Summary of Results and problems encountered.

  1. The only image that yielded 100% accuracy when classified was IMG_1.bmp The rest of them have less than 50 percent accuracy. This is partly due to the fact that I could not figure out more workable feature vectors. The degradation in image quality after binarization of the other shapes altered the shapes so much that my features did not work well to classify them.

  2. Another issue is that the alphabet members of the reject class are not classified in the reject class. This is because the features that I chose classifies them too closely to the actual numbers, so there is no way based on the minimum distance that I can put them in the reject class.

  3. Otsu’s algorithm from project 1 did not binarize the images well enough for those images to be used for segmentation. I picked manual threshholds (50 or 70) for all the images that worked well to binarize them and completely separate the characters from the background.
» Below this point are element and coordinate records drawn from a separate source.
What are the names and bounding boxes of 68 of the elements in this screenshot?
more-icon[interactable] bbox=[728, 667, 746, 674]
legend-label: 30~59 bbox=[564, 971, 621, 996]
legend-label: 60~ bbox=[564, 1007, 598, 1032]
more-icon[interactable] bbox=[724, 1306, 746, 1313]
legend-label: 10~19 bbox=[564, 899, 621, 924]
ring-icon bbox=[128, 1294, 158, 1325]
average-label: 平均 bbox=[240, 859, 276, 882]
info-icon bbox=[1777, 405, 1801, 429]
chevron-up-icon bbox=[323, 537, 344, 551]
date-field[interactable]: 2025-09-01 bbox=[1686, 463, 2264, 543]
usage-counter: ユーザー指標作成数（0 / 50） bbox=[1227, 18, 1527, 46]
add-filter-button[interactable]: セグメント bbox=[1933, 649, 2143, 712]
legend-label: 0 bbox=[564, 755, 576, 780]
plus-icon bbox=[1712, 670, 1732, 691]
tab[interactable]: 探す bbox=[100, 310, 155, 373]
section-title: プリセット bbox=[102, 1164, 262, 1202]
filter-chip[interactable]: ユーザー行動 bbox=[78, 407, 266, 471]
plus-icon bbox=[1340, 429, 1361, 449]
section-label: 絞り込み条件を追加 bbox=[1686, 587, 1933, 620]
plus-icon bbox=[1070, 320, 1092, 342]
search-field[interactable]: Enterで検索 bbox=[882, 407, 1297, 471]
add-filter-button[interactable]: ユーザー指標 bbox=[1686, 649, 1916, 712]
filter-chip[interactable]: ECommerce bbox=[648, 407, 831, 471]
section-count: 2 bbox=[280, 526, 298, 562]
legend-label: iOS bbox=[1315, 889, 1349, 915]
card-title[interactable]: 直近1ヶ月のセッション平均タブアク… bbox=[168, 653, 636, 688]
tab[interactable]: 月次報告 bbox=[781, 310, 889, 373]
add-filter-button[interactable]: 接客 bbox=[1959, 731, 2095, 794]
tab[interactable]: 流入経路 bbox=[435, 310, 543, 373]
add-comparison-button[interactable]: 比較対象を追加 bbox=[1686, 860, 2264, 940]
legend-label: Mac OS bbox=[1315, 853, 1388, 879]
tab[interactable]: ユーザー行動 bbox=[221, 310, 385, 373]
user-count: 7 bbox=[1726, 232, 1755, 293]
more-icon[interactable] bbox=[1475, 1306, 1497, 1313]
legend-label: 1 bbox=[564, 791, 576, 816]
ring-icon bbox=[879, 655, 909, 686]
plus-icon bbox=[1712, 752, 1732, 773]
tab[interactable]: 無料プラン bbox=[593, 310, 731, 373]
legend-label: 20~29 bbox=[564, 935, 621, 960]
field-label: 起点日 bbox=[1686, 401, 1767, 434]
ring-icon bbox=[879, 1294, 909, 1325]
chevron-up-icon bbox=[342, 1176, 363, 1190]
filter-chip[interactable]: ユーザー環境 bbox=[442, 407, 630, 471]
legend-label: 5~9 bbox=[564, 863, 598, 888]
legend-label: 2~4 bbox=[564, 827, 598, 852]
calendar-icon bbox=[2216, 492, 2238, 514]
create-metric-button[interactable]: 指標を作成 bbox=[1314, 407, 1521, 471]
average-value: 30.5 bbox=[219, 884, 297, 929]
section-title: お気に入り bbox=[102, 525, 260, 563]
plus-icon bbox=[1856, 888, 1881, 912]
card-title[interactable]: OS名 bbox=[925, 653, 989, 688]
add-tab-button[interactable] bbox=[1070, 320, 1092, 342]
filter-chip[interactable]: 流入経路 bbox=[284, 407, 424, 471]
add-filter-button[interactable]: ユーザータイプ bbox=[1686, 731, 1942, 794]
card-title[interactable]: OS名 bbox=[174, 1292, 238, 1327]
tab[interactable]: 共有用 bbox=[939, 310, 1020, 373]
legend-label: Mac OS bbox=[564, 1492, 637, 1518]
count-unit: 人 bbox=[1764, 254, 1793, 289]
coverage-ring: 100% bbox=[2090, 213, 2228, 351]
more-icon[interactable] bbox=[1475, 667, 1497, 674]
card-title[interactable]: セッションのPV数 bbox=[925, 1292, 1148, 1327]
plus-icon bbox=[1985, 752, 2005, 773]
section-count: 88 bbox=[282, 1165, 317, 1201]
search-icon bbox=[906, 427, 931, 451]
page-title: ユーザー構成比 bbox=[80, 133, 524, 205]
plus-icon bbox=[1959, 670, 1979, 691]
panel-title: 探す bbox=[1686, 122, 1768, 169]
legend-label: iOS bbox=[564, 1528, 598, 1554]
    Compilation instructions:
    

The entire project folder with the “.sln” file is included. A library called CIMG is used to read/write pixel values. This library is also included in the project. All that is needed is to click the .sln file (OCR.SLN) in the Top –level “OCR” folder. This will open a vc++ project that is ready to run or debug. ‘OCR.cpp’ is the filename of the source code of the project and is contained in the lower level “OCR” folder that is included. There is a folder called images in OCR/OCR/images. sample digits.bmp and all of the test images up to IMG_6.bmp should be added here for the program to run. These were included with the project, because they didn’t make the filesize too big. The program will also save binary versions of the image here. There is a file called classes.txt with the results(bounding box top left, bottom right and character) that is also in the images folder. This file is appended to, so should be deleted if new results are to be obtained. This file is also attached to the project email. The program console also outputs the letters that are detected by the program, as well as its minimum distance to the corresponding sample character.